Бухин посмотрел на текст, который знал уже наизусть из материалов дела, текст, который все время почему-то сам лез ему на глаза и в котором не было как раз этого единственного слова «Радик!».
— «Радик! Я ухожу. Мне все надоело. Я устала. У меня нет больше сил вести подобный образ жизни. Прощай. Твоя А.», — с выражением прочитал Бухин, не глядя в блокнот, и повернулся к Хлебникову: — Знакомый текст, правда, Радий Вадимович? Это ведь вам писала записку покойная Воронина? Очень умно было оторвать обращение, и получилось, что она сама выбросилась из окна. Только не умно было такую улику прятать, а тем более нести к своей любовнице.
— Это не мое, — сухо ответствовал Хлебников, подойдя к столу и невидящим взглядом окидывая лица присутствующих. — Я этого сюда не приносил.
— Ну, экспертиза покажет, приносили вы это сюда или нет, — заметил Банников, осторожно пряча блокнот в пакет.

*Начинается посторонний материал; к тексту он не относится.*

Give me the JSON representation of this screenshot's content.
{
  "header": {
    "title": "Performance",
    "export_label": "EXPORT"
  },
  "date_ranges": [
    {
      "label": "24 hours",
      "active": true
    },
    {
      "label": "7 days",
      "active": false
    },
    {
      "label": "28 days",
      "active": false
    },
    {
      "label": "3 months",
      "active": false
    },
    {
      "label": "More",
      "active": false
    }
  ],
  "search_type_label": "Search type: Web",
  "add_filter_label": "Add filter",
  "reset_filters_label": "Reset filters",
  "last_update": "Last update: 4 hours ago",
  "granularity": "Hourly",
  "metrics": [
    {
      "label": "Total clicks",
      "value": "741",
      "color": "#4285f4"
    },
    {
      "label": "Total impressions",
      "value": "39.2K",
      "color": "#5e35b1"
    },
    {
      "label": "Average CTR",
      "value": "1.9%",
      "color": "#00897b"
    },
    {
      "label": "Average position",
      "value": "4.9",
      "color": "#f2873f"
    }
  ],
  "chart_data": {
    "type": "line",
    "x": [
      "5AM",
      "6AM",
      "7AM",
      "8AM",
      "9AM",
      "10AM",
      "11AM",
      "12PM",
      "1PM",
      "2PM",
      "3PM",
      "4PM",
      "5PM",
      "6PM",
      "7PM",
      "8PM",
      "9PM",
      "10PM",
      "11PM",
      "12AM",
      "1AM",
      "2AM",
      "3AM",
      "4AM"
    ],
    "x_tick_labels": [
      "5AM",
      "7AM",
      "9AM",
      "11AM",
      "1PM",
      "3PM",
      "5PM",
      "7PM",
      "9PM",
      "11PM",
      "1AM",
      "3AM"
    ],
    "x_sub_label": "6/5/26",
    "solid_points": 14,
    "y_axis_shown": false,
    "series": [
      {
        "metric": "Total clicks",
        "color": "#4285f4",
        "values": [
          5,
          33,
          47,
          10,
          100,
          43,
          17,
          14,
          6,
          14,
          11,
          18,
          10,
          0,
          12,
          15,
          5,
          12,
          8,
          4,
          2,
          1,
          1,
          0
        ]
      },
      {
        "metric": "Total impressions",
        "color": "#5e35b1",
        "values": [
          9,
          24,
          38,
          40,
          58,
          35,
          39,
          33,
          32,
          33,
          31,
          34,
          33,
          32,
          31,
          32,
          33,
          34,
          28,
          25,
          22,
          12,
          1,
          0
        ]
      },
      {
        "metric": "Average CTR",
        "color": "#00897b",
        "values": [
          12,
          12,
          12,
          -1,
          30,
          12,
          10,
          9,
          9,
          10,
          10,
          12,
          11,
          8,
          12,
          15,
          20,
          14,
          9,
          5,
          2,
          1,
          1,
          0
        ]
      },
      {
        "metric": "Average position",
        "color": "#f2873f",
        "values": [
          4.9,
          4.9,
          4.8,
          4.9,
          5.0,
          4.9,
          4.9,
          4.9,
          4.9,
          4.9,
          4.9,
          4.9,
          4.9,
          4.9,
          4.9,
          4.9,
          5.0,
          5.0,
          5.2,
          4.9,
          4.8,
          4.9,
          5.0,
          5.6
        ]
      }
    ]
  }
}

— Николай Андреич, тут еще кое-что есть, — сказал тот самый Володя, который и нашел тайник. — Вот.
В коробке, которая когда-то была книгой, тускло отсвечивал какой-то предмет. Банников взял пинцет и переложил его на стол. Это был золотой медальон в виде сердца на оборванной золотой цепочке.
— Это тоже видите в первый раз? — спросил он Хлебникова.
Радий Вадимович буквально впился глазами в медальон, на гладкой поверхности которого были выгравированы две сплетенные в виньетку буквы — «Р» и «Т». Он механически протянул руку, словно желая взять медальон со стола и рассмотреть его поближе, но Банников руку перехватил.
— Я вижу, узнаете, — удовлетворенно сказал он. — Вашу покойную жену Татьяной звали, верно? И она тоже сама выбросилась из окна? — Он нарочито сделал ударение на слове «сама».